Location
- Country: Canada
- Province: British Columbia
- Land District: Kamloops Division Yale

Physical characteristics
- Source: Columbia Mountains
- Mouth: North Thompson River
- • location: east of Clearwater, Thompson Country
- • coordinates: 51°37′55″N 119°59′32″W﻿ / ﻿51.63194°N 119.99222°W
- • elevation: 400 m (1,300 ft)
- Length: 78 km (48 mi)
- Basin size: 764 km^{2} (295 sq mi)
- • location: mouth
- • average: 15.2 m^{3}/s (540 cu ft/s)
- • minimum: 0.283 m^{3}/s (10.0 cu ft/s)
- • maximum: 142 m^{3}/s (5,000 cu ft/s)

Basin features
- • right: West Raft River

= Raft River (British Columbia) =

The Raft River is a tributary of the North Thompson River, one of the main tributaries of the Fraser River, in the Canadian province of British Columbia.
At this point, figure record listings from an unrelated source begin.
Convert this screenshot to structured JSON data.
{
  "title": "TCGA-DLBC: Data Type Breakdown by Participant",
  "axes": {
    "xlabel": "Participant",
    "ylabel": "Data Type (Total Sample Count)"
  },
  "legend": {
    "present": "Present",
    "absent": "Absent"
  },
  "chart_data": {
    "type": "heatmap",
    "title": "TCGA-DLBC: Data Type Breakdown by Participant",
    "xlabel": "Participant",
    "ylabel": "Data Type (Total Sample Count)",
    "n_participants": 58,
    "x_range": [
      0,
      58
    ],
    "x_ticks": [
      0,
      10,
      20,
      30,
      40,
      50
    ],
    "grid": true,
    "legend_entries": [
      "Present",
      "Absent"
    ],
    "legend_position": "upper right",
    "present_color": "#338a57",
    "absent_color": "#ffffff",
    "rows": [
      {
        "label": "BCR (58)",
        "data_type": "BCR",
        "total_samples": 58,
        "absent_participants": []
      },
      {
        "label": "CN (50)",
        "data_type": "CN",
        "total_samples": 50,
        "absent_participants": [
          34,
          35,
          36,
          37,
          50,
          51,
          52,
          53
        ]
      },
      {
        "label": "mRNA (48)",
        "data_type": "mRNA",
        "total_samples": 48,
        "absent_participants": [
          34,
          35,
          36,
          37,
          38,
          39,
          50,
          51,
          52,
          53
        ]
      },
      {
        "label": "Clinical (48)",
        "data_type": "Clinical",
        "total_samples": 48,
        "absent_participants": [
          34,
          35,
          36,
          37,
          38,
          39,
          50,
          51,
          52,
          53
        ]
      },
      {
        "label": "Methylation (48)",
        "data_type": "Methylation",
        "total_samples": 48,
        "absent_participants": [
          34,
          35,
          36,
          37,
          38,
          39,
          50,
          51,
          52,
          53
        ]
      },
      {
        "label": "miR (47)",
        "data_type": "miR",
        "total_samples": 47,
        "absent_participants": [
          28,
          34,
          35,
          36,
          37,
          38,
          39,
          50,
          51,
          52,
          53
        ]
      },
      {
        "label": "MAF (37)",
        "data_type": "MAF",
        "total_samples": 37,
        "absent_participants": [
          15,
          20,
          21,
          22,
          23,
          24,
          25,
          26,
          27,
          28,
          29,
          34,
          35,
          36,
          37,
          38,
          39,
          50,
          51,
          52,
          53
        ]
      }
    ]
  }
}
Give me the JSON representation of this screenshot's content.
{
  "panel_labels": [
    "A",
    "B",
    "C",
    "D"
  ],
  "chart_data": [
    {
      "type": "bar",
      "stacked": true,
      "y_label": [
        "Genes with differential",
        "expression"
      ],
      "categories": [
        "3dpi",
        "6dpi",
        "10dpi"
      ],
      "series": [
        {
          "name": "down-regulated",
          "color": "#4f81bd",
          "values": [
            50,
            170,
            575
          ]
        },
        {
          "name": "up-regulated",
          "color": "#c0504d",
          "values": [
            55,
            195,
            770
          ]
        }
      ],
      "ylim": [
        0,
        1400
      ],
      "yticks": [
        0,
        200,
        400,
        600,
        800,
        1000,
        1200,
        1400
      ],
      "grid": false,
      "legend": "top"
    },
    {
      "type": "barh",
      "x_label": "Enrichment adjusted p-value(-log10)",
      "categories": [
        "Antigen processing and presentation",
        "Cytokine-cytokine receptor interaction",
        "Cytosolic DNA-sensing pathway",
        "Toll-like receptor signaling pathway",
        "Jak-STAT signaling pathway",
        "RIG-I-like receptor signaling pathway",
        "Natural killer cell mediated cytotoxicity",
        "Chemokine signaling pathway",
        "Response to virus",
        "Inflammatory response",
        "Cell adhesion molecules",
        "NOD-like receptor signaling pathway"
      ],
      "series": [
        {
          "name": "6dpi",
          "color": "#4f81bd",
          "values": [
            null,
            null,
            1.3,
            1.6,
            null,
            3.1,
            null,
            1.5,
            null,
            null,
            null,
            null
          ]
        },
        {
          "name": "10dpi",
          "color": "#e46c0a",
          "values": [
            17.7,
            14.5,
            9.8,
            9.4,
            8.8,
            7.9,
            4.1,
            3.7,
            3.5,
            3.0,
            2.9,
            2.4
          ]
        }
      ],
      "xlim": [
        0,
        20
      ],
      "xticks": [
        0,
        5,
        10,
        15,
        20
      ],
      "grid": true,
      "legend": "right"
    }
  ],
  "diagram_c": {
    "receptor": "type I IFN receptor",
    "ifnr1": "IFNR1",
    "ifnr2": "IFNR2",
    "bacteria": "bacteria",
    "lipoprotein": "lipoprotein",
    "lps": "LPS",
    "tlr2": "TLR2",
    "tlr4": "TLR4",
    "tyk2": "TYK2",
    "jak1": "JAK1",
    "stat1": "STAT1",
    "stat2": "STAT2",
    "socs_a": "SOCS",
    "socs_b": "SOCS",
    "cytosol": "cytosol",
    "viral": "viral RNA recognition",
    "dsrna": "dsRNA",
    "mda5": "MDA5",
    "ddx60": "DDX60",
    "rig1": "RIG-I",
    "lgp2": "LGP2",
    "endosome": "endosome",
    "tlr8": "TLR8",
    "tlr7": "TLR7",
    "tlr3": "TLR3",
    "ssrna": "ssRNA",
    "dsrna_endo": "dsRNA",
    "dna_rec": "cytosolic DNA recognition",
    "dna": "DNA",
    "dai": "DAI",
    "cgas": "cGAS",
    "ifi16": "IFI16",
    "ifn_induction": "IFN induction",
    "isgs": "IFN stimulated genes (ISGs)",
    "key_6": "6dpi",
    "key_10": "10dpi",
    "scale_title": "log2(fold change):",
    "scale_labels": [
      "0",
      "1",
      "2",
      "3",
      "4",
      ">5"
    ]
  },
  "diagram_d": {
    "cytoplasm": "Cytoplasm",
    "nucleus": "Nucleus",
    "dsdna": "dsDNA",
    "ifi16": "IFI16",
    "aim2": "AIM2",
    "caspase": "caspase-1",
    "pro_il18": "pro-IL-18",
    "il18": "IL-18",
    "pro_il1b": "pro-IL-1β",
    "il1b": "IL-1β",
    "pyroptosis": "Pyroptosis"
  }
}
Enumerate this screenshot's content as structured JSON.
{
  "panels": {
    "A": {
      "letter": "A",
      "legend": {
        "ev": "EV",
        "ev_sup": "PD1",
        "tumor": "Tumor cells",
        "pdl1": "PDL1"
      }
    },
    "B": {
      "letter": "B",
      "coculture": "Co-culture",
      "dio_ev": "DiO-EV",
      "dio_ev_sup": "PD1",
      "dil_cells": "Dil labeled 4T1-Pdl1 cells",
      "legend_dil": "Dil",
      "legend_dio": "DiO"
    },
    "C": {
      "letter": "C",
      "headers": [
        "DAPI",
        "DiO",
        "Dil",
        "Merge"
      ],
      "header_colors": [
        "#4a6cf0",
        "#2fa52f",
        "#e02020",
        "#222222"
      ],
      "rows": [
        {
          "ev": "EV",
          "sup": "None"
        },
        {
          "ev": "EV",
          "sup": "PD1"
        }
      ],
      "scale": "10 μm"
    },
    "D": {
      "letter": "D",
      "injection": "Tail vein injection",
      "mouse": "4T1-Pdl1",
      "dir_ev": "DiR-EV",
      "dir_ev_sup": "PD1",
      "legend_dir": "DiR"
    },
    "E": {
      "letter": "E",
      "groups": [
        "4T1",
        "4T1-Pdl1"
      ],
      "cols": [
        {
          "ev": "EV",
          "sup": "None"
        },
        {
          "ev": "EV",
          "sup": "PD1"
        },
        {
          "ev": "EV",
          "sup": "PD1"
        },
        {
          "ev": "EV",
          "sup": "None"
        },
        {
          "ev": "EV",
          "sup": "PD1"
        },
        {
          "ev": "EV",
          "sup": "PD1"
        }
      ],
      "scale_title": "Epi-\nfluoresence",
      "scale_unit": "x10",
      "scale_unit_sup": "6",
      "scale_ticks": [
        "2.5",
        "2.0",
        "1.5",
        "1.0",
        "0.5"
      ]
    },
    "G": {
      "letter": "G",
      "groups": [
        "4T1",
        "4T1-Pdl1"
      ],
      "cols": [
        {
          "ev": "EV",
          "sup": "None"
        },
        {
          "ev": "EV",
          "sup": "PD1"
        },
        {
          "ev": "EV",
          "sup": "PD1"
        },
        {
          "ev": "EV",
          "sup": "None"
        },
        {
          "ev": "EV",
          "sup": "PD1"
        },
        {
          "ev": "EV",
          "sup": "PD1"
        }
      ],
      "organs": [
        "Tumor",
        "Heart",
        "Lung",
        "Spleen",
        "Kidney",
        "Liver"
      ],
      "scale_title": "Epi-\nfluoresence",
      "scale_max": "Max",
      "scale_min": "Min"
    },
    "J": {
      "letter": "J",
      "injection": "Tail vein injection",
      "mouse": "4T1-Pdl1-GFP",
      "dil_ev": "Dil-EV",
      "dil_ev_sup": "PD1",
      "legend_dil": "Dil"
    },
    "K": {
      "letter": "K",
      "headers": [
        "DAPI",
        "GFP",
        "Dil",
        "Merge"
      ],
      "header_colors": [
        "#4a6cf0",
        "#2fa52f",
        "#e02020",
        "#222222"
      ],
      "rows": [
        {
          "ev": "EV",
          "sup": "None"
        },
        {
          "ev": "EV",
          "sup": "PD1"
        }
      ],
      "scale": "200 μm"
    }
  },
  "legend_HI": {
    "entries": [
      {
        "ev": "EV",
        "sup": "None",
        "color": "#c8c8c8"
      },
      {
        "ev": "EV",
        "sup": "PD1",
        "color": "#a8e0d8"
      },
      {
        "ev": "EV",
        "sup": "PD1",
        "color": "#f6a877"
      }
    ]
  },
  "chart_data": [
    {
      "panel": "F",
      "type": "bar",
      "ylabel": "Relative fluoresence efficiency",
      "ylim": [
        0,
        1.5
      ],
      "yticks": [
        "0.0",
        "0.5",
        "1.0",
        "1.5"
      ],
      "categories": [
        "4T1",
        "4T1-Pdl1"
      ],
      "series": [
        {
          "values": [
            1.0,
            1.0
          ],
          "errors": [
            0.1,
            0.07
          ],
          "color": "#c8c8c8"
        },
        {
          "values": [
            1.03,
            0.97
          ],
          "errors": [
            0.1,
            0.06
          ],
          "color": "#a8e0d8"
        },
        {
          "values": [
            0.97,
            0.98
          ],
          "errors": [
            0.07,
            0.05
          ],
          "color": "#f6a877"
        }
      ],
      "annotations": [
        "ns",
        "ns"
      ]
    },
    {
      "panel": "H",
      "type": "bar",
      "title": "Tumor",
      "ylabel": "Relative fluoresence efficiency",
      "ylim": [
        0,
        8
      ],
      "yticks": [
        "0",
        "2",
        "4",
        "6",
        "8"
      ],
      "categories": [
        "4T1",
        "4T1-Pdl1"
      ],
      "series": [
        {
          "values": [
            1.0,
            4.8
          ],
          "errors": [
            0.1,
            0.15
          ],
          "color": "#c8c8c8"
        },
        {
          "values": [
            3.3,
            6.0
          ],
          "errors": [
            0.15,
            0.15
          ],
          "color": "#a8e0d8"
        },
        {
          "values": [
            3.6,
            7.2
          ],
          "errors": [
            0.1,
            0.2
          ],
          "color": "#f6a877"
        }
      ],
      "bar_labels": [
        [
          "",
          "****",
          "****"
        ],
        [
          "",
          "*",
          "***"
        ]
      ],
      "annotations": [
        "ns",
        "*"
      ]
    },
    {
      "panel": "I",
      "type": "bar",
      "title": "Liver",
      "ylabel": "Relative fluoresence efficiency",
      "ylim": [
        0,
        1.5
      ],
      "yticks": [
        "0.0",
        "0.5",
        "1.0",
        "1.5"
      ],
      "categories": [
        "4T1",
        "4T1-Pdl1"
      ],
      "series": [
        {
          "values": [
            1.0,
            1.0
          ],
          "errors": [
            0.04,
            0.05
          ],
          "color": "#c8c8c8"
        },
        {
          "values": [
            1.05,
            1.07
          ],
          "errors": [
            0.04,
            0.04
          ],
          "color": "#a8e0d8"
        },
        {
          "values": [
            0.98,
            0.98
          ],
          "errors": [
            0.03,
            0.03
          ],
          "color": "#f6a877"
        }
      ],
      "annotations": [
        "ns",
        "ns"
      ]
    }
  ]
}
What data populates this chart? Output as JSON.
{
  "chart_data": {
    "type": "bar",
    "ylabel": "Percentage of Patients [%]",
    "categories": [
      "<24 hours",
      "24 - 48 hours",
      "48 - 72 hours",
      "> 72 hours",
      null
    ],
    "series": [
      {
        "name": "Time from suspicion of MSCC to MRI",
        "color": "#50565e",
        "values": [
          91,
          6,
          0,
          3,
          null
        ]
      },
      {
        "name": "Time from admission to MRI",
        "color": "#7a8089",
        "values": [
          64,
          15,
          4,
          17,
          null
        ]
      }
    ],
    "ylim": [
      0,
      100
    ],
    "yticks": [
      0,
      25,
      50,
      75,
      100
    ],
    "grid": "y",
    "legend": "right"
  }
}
It flows through the Shuswap Highland region southeast of Wells Gray Provincial Park. Most of the Raft River's watershed lies outside the boundaries of Wells Gray, except for some of the headwaters of the West Raft River tributary.

==Course==
The Raft River originates in the Columbia Mountains between Wells Gray Provincial Park and the North Thompson River, south of the Blue River and southwest of the town of Blue River. It flows generally south through the Shuswap Highland to join the North Thompson River just east of Clearwater.

As the Raft River flows south it is joined by tributaries such as Richie Creek, Stratton Creek, Maxwell Creek, West Raft River, Blowhole Creek, Moilliet Creek, McCorvie Creek, and Willis Creek.